Let me explain: The Prism’s cover and its opening chapter don’t really represent the contents found therein. Kor, the loincloth-clad fantasy hero fighting the vampire on the cover? He’s in the book. But as we quickly learn, he’s the unwitting star of a “livideo” program watched by citizens seeking “titill.” He thinks he lives in a kingdom called Vicaria, though if he had a grasp of Latin, he’d recognize himself as a dupe.
So who’s watching Kor? The future citizens of Earth, now an inflexibly hierarchical society regimented by skin color. But not, strictly speaking, regimented by race. In the unforgiving caste system of The Prism, skin color is everything, and not limited to the colors provided by biology alone. The aristocratic Golds—given their hue through genetic engineering—sit at the top of the pyramid above Blues, Greens, and way down at the bottom, Browns and Blacks. The novel is clear that Blacks and Browns aren’t necessarily descended from those bearing similar pigmentation in our day, but I don’t think Petaja chose those colors by accident. Old prejudices have lingered long after something called the Racial Wars, even though some people have forgotten the source of those prejudices:
“Blacks don’t feel pain, do they, Uncle Dorff?” Sena remarked.
“What difference if they do?” […]
“They’re like the ancient Negro slaves from China.”
The Sena doing the asking is the novel’s heroine, a young woman with—we’re repeatedly told—exceptional breasts, who’s determined to smash the system. To that end, she uses her “breathless bosom” to seduce a man close to the source of power. She also finds a way to draw Kor away from the livideo environment to fight the real enemy. Kor is understandably confused, but the novel goes where you’d probably guess it’s going to go as soon as Petaja reveals the twist, and getting there through his functional prose isn’t much of a pleasure.
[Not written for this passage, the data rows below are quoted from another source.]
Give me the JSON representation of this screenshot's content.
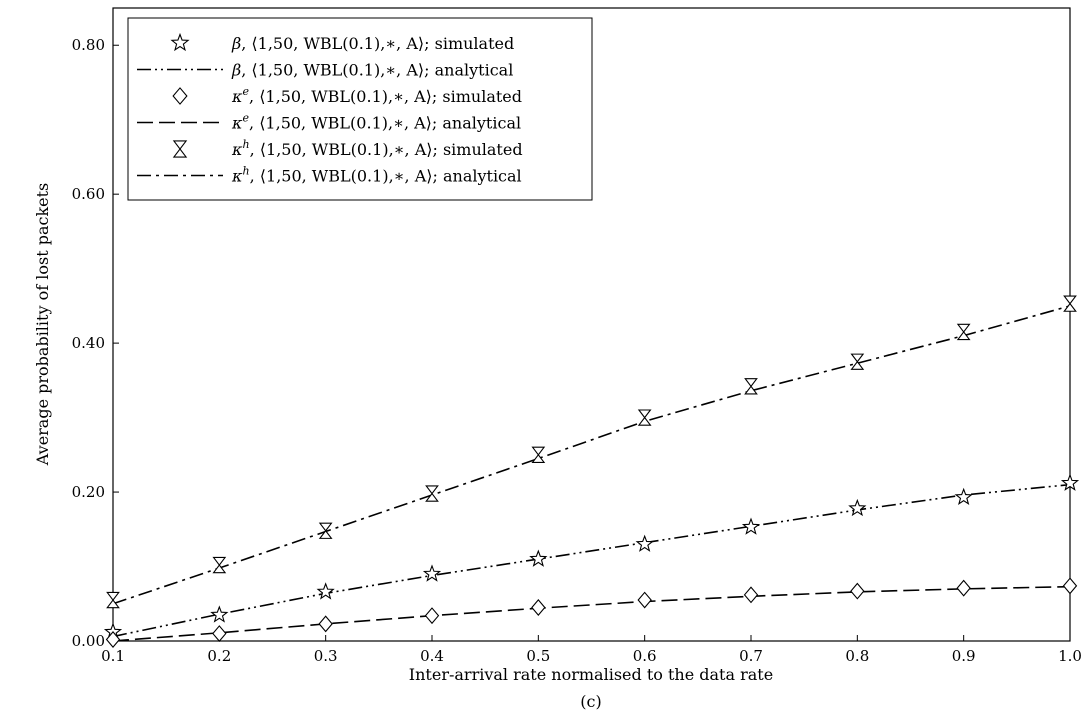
{
  "chart_data": {
    "type": "line",
    "title": "",
    "caption": "(c)",
    "xlabel": "Inter-arrival rate normalised to the data rate",
    "ylabel": "Average probability of lost packets",
    "xlim": [
      0.1,
      1.0
    ],
    "ylim": [
      0.0,
      0.85
    ],
    "x_ticks": [
      0.1,
      0.2,
      0.3,
      0.4,
      0.5,
      0.6,
      0.7,
      0.8,
      0.9,
      1.0
    ],
    "x_tick_labels": [
      "0.1",
      "0.2",
      "0.3",
      "0.4",
      "0.5",
      "0.6",
      "0.7",
      "0.8",
      "0.9",
      "1.0"
    ],
    "y_ticks": [
      0.0,
      0.2,
      0.4,
      0.6,
      0.8
    ],
    "y_tick_labels": [
      "0.00",
      "0.20",
      "0.40",
      "0.60",
      "0.80"
    ],
    "grid": false,
    "legend_position": "top-left",
    "x": [
      0.1,
      0.2,
      0.3,
      0.4,
      0.5,
      0.6,
      0.7,
      0.8,
      0.9,
      1.0
    ],
    "series": [
      {
        "name": "β, ⟨1,50, WBL(0.1),∗, A⟩; simulated",
        "marker": "star",
        "line": "none",
        "values": [
          0.012,
          0.035,
          0.066,
          0.09,
          0.11,
          0.13,
          0.153,
          0.178,
          0.193,
          0.212
        ]
      },
      {
        "name": "β, ⟨1,50, WBL(0.1),∗, A⟩; analytical",
        "marker": "none",
        "line": "dash-dot-dot",
        "values": [
          0.006,
          0.036,
          0.064,
          0.088,
          0.11,
          0.132,
          0.154,
          0.176,
          0.196,
          0.21
        ]
      },
      {
        "name": "κe, ⟨1,50, WBL(0.1),∗, A⟩; simulated",
        "marker": "diamond",
        "line": "none",
        "values": [
          0.002,
          0.01,
          0.023,
          0.034,
          0.045,
          0.055,
          0.062,
          0.067,
          0.071,
          0.074
        ]
      },
      {
        "name": "κe, ⟨1,50, WBL(0.1),∗, A⟩; analytical",
        "marker": "none",
        "line": "dashed",
        "values": [
          0.0,
          0.011,
          0.023,
          0.034,
          0.044,
          0.053,
          0.06,
          0.066,
          0.07,
          0.073
        ]
      },
      {
        "name": "κh, ⟨1,50, WBL(0.1),∗, A⟩; simulated",
        "marker": "hourglass",
        "line": "none",
        "values": [
          0.055,
          0.102,
          0.148,
          0.198,
          0.25,
          0.3,
          0.342,
          0.375,
          0.415,
          0.453
        ]
      },
      {
        "name": "κh, ⟨1,50, WBL(0.1),∗, A⟩; analytical",
        "marker": "none",
        "line": "dash-dot",
        "values": [
          0.05,
          0.098,
          0.147,
          0.196,
          0.245,
          0.295,
          0.336,
          0.373,
          0.41,
          0.45
        ]
      }
    ],
    "legend": [
      {
        "sym": "β",
        "sup": "",
        "rest": ", ⟨1,50, WBL(0.1),∗, A⟩; simulated"
      },
      {
        "sym": "β",
        "sup": "",
        "rest": ", ⟨1,50, WBL(0.1),∗, A⟩; analytical"
      },
      {
        "sym": "κ",
        "sup": "e",
        "rest": ", ⟨1,50, WBL(0.1),∗, A⟩; simulated"
      },
      {
        "sym": "κ",
        "sup": "e",
        "rest": ", ⟨1,50, WBL(0.1),∗, A⟩; analytical"
      },
      {
        "sym": "κ",
        "sup": "h",
        "rest": ", ⟨1,50, WBL(0.1),∗, A⟩; simulated"
      },
      {
        "sym": "κ",
        "sup": "h",
        "rest": ", ⟨1,50, WBL(0.1),∗, A⟩; analytical"
      }
    ]
  }
}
John M. Faucette’s Crown Of Infinity, on the other hand, doesn’t have a predictable plot. In fact, I looked long and hard for any sort of plot at all. I wouldn’t make such a hackneyed complaint if it weren’t true. It’s a centuries-spanning bit of space opera about the Star Kings and their various enemies. In each chapter, we meet some of the Star Kings, watch as they struggle with some enemy or other, usually meet a Star King love interest, then learn whether the Star Kings defeated the enemy at hand, and whether the love interest lived or died. Repeat until the book ends.